LABUAN BAJO, KOMPAS.com – Filibertus Sandro, tengah duduk merenung di depan rumah keluarganya di Kampung Lancang Labuan Bajo, Kelurahan Wae Kelambu, Kecamatan Komodo, Kabupaten Manggarai Barat, Nusa Tenggara Timur (NTT), Rabu (15/11/2023).
Seakan meratapi hidupnya kian terpuruk, tatapannya kosong saat Kompas.com menyapanya.
Di kiri kanan Sandro ada tongkat. Itu adalah alat bantu bagi Sandro supaya bisa berdiri. Setiap hari, di depan rumah, ia hanya bisa memperhatikan warga yang sedang beraktivitas dan pengendara yang sedang melintas.
Baca juga: 11 Hotel di Labuan Bajo Didenda Miliaran Rupiah, Bupati Sebut karena Privatisasi Pantai
Terkadang, tanpa ia sadari, air matanya tiba-tiba menetes.
“Saya seperti ini karena kecelakan maut di Denpasar, Bali, pada tahun 2019 lalu," tutur Sandro kepada Kompas.com sembari mengusap air matanya.

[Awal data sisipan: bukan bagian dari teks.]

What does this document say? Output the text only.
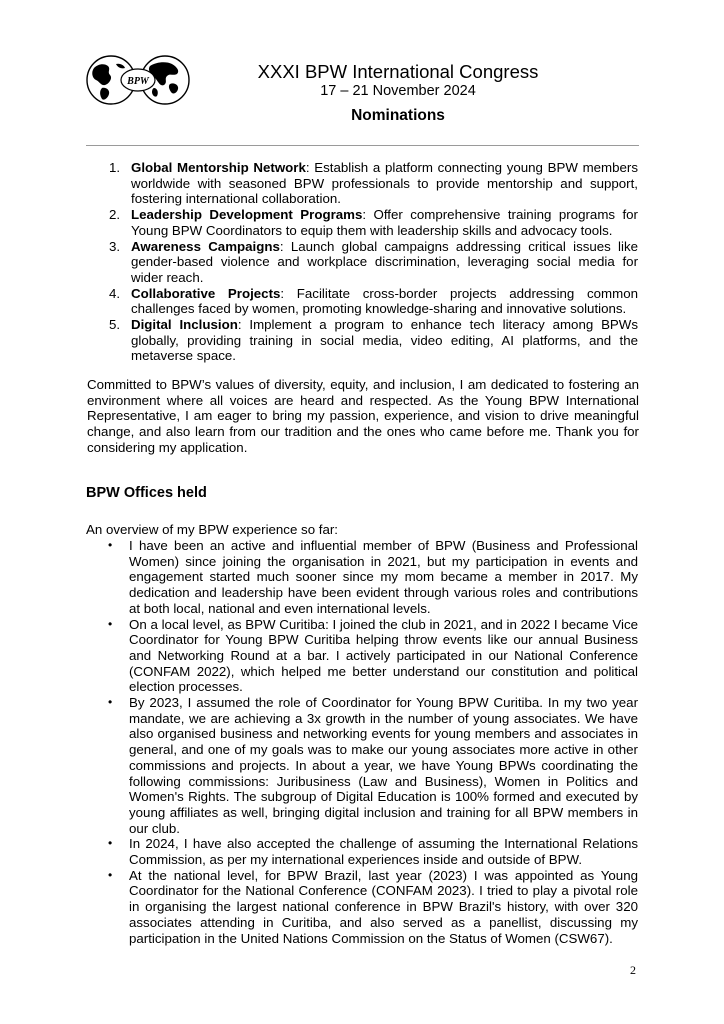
BPW	XXXI BPW International Congress
17 – 21 November 2024
Nominations
1. Global Mentorship Network: Establish a platform connecting young BPW members worldwide with seasoned BPW professionals to provide mentorship and support, fostering international collaboration.
2. Leadership Development Programs: Offer comprehensive training programs for Young BPW Coordinators to equip them with leadership skills and advocacy tools.
3. Awareness Campaigns: Launch global campaigns addressing critical issues like gender-based violence and workplace discrimination, leveraging social media for wider reach.
4. Collaborative Projects: Facilitate cross-border projects addressing common challenges faced by women, promoting knowledge-sharing and innovative solutions.
5. Digital Inclusion: Implement a program to enhance tech literacy among BPWs globally, providing training in social media, video editing, AI platforms, and the metaverse space.

Committed to BPW’s values of diversity, equity, and inclusion, I am dedicated to fostering an environment where all voices are heard and respected. As the Young BPW International Representative, I am eager to bring my passion, experience, and vision to drive meaningful change, and also learn from our tradition and the ones who came before me. Thank you for considering my application.

BPW Offices held

An overview of my BPW experience so far:

• I have been an active and influential member of BPW (Business and Professional Women) since joining the organisation in 2021, but my participation in events and engagement started much sooner since my mom became a member in 2017. My dedication and leadership have been evident through various roles and contributions at both local, national and even international levels.
• On a local level, as BPW Curitiba: I joined the club in 2021, and in 2022 I became Vice Coordinator for Young BPW Curitiba helping throw events like our annual Business and Networking Round at a bar. I actively participated in our National Conference (CONFAM 2022), which helped me better understand our constitution and political election processes.
• By 2023, I assumed the role of Coordinator for Young BPW Curitiba. In my two year mandate, we are achieving a 3x growth in the number of young associates. We have also organised business and networking events for young members and associates in general, and one of my goals was to make our young associates more active in other commissions and projects. In about a year, we have Young BPWs coordinating the following commissions: Juribusiness (Law and Business), Women in Politics and Women's Rights. The subgroup of Digital Education is 100% formed and executed by young affiliates as well, bringing digital inclusion and training for all BPW members in our club.
• In 2024, I have also accepted the challenge of assuming the International Relations Commission, as per my international experiences inside and outside of BPW.
• At the national level, for BPW Brazil, last year (2023) I was appointed as Young Coordinator for the National Conference (CONFAM 2023). I tried to play a pivotal role in organising the largest national conference in BPW Brazil's history, with over 320 associates attending in Curitiba, and also served as a panellist, discussing my participation in the United Nations Commission on the Status of Women (CSW67).
2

Ia mengaku, sudah lebih dari 3 tahun dirinya tak bisa berjalan normal karena salah satu tulang kakinya patah, bahkan remuk hingga berkeping-keping.

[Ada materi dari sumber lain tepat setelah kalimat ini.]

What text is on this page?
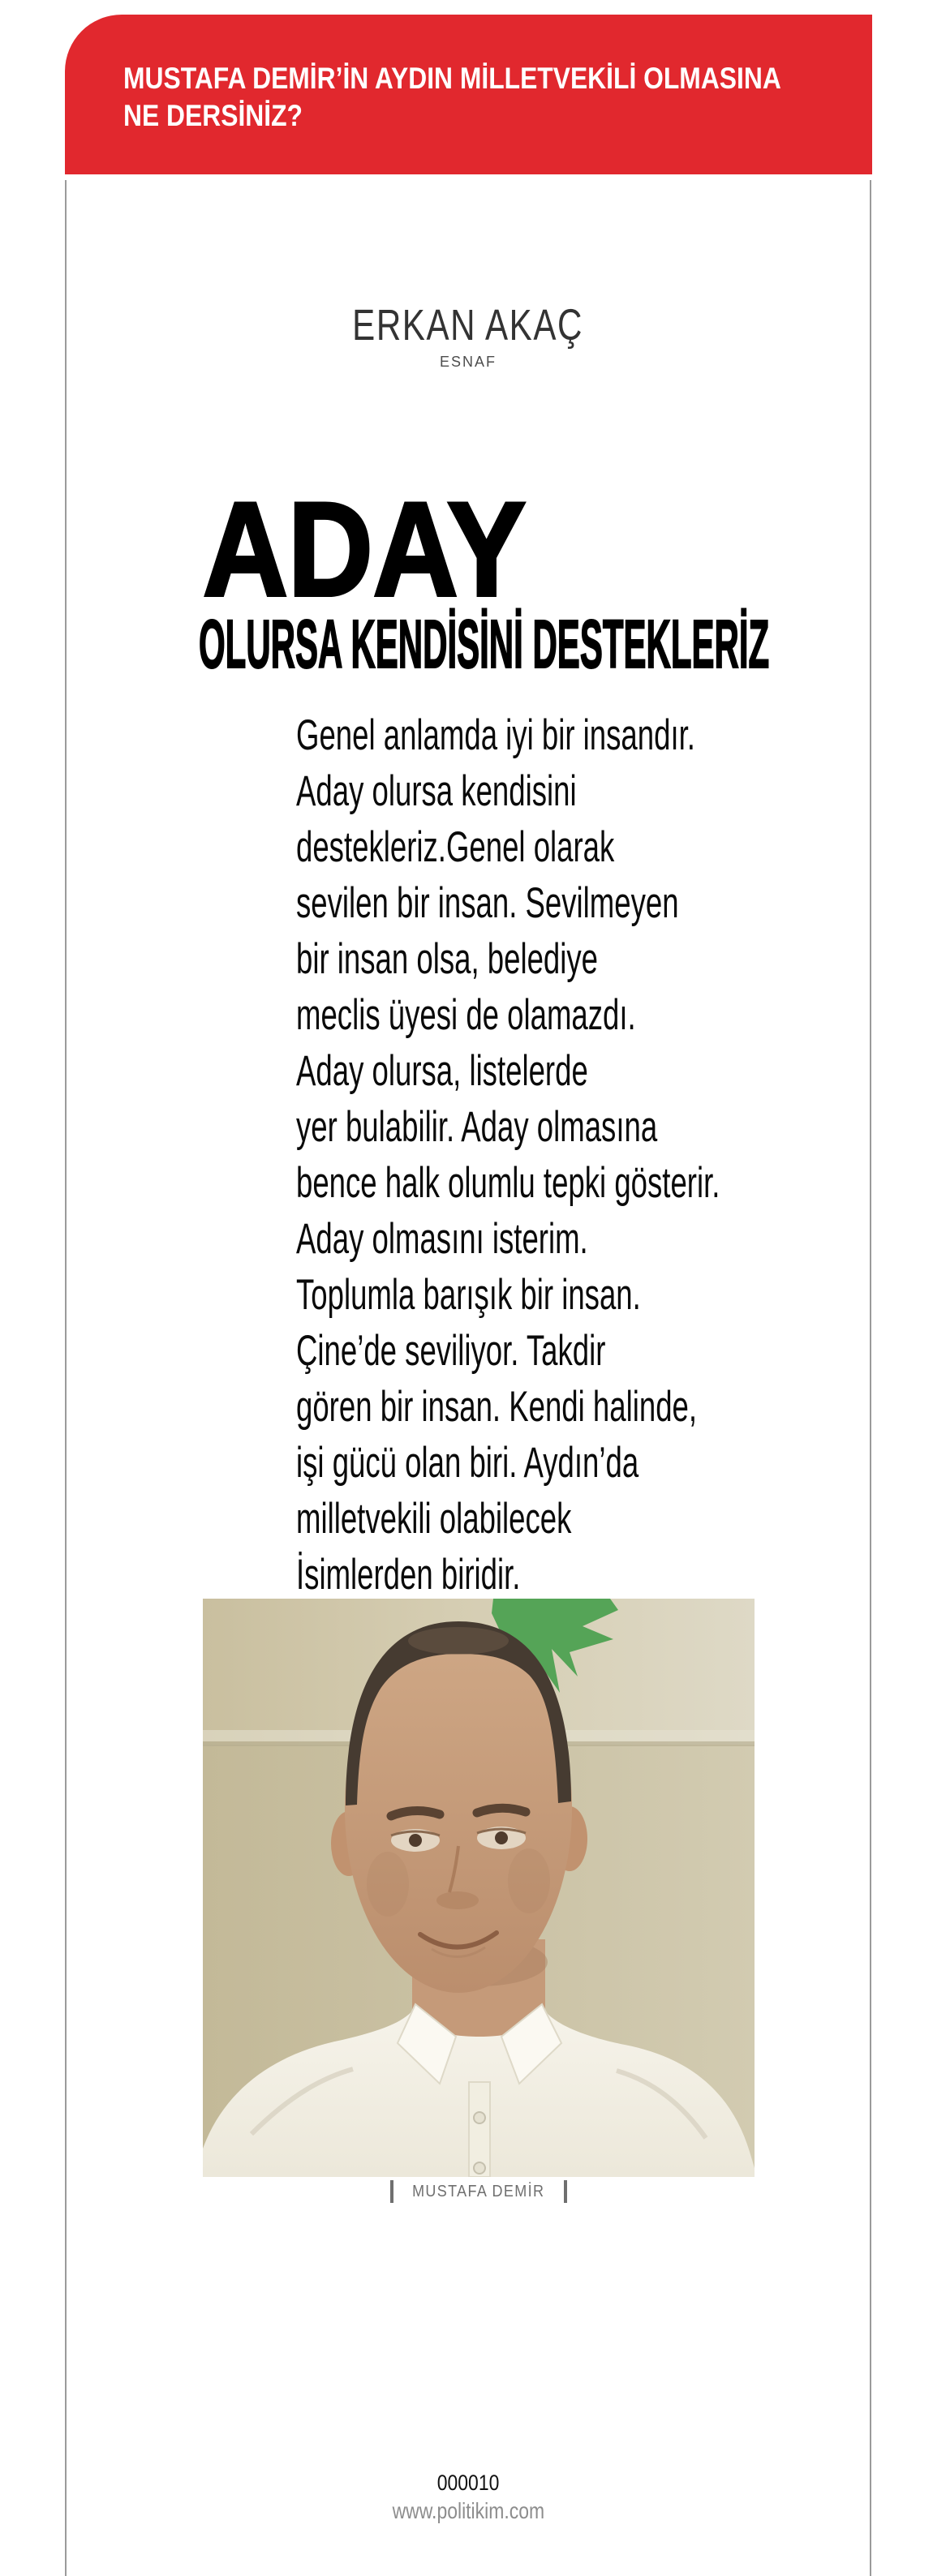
MUSTAFA DEMİR’İN AYDIN MİLLETVEKİLİ OLMASINA
NE DERSİNİZ?
ERKAN AKAÇ
ESNAF
ADAY
OLURSA KENDİSİNİ DESTEKLERİZ
Genel anlamda iyi bir insandır.
Aday olursa kendisini
destekleriz.Genel olarak
sevilen bir insan. Sevilmeyen
bir insan olsa, belediye
meclis üyesi de olamazdı.
Aday olursa, listelerde
yer bulabilir. Aday olmasına
bence halk olumlu tepki gösterir.
Aday olmasını isterim.
Toplumla barışık bir insan.
Çine’de seviliyor. Takdir
gören bir insan. Kendi halinde,
işi gücü olan biri. Aydın’da
milletvekili olabilecek
İsimlerden biridir.
MUSTAFA DEMİR
000010
www.politikim.com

Kaki kiri dibantu dengan menggunakan tongkat setelah mengalami luka serius akibat tabrak lari di Nusa Dua, Bali, pada 17 Desember 2019.
Selain lumpuh akibat kecelakaan, ia tak bisa lagi melanjutkan studinya di salah satu perguruan tinggi di Bali.
“Saya seperti tidak sanggup menceritakan kisah ini. Saya bahkan tidak menyangka masih bisa hidup akibat kecelakaan itu,” tutur dia sambil merunduk.
Ia menceritakan, saat kejadian dirinya dibantu seorang ibu yang mendengar teriakannya di jalan. Sebuah mobil pikap menabraknya lalu kabur.
Ibu yang menolongnya lalu menghubungi temannya menggunakan handphone yang ada di tas.
“Dia mengantar saya ke rumah sakit pakai mobilnya. Dia bagai malaikat yang datang menyelamatkan saya saat itu," ujarnya.